Mas em vez de puxar o freio, Iwata pisou fundo no acelerador. Nos últimos dois anos, a Nintendo anunciou e lançou os amiibos, que representam um dos maiores sucessos recentes da companhia, revelou os planos iniciais do seu ainda misterioso próximo hardware, de codinome NX, que integrará múltiplas plataformas e serviços, anunciou a histórica (e também arriscada) decisão de lançar jogos para tablets e smartphones e fez de seus programas em vídeo um dos modelos mais interessantes de comunicação com o público. Sem grandes alardes, a companhia ainda tem lidado com as críticas e passado a ser mais inclusiva em seus jogos: os próximos títulos das séries Animal Crossing e Fire Emblem permitirão a criação de personagens de diferentes tons de pele e identidade sexual.
Enquanto Yamauchi foi responsável pela consolidação da Nintendo em uma indústria incipiente, coube a Iwata transformá-la – e, no processo, transformar a própria indústria dos videogames. De uma companhia rotulada como quadrada, conservadora e avessa à novas tecnologias, a Nintendo de Iwata vinha se tornando cada vez mais aberta às mudanças da sociedade e à nova realidade na qual os games estão inseridos, ainda que sempre respeitando sua eterna filosofia: criar jogos divertidos e encantadores, não importa a quem.

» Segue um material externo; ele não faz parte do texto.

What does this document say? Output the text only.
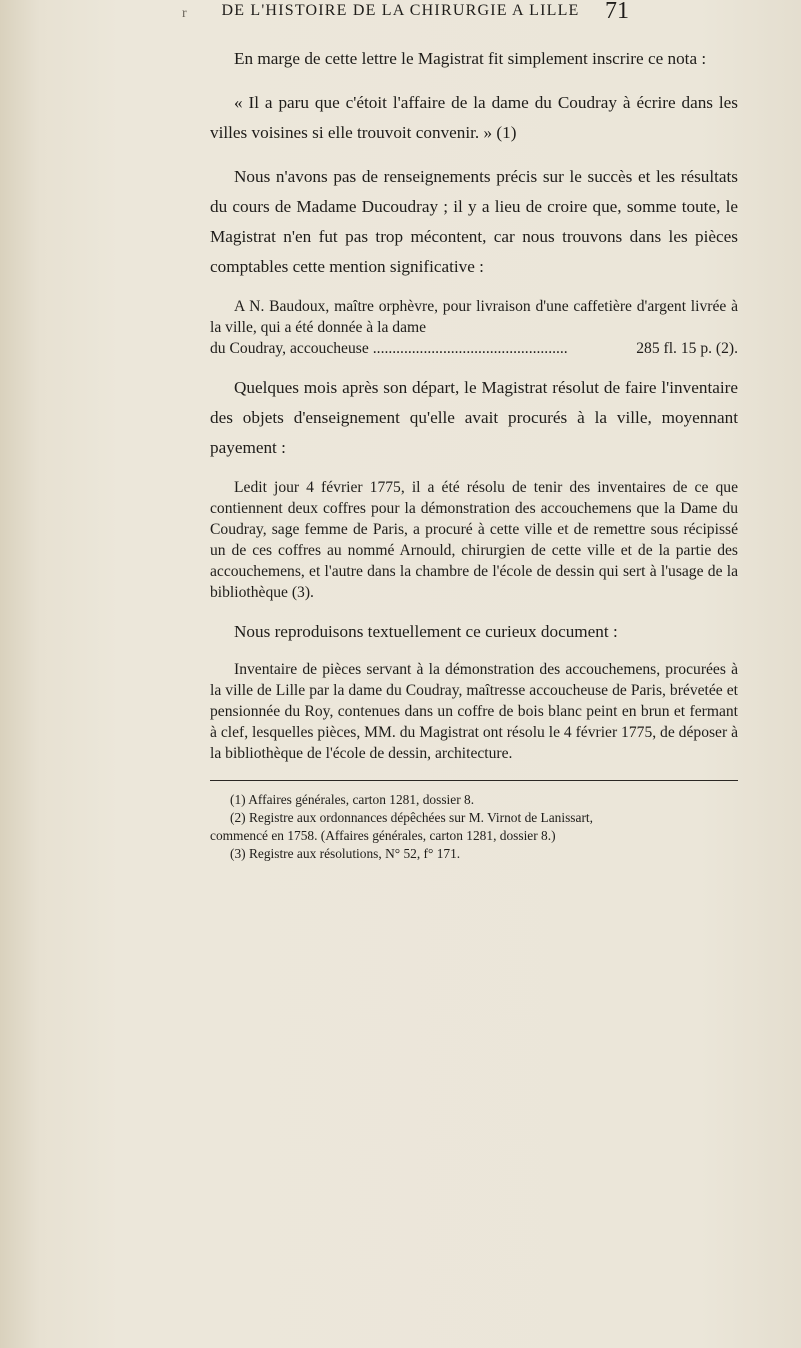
r	DE L'HISTOIRE DE LA CHIRURGIE A LILLE	71

En marge de cette lettre le Magistrat fit simplement inscrire ce nota :

« Il a paru que c'étoit l'affaire de la dame du Coudray à écrire dans les villes voisines si elle trouvoit convenir. » (1)

Nous n'avons pas de renseignements précis sur le succès et les résultats du cours de Madame Ducoudray ; il y a lieu de croire que, somme toute, le Magistrat n'en fut pas trop mécontent, car nous trouvons dans les pièces comptables cette mention significative :

A N. Baudoux, maître orphèvre, pour livraison d'une caffetière d'argent livrée à la ville, qui a été donnée à la dame

du Coudray, accoucheuse ..................................................	285 fl. 15 p. (2).

Quelques mois après son départ, le Magistrat résolut de faire l'inventaire des objets d'enseignement qu'elle avait procurés à la ville, moyennant payement :

Ledit jour 4 février 1775, il a été résolu de tenir des inventaires de ce que contiennent deux coffres pour la démonstration des accouchemens que la Dame du Coudray, sage femme de Paris, a procuré à cette ville et de remettre sous récipissé un de ces coffres au nommé Arnould, chirurgien de cette ville et de la partie des accouchemens, et l'autre dans la chambre de l'école de dessin qui sert à l'usage de la bibliothèque (3).

Nous reproduisons textuellement ce curieux document :

Inventaire de pièces servant à la démonstration des accouchemens, procurées à la ville de Lille par la dame du Coudray, maîtresse accoucheuse de Paris, brévetée et pensionnée du Roy, contenues dans un coffre de bois blanc peint en brun et fermant à clef, lesquelles pièces, MM. du Magistrat ont résolu le 4 février 1775, de déposer à la bibliothèque de l'école de dessin, architecture.

(1) Affaires générales, carton 1281, dossier 8.

(2) Registre aux ordonnances dépêchées sur M. Virnot de Lanissart,

commencé en 1758. (Affaires générales, carton 1281, dossier 8.)

(3) Registre aux résolutions, N° 52, f° 171.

Para muitos de nós, Iwata provavelmente será lembrado por suas aparições no Nintendo Direct. Em muitos aspectos, ele simbolizava a Nintendo: uma mistura de ordem, seriedade e limpeza de um negócio de mais de cem anos com o espírito livre da infância, repleto de brincadeiras e situações divertidas. Suas contribuições para os videogames, porém, já fazem parte da história de uma indústria.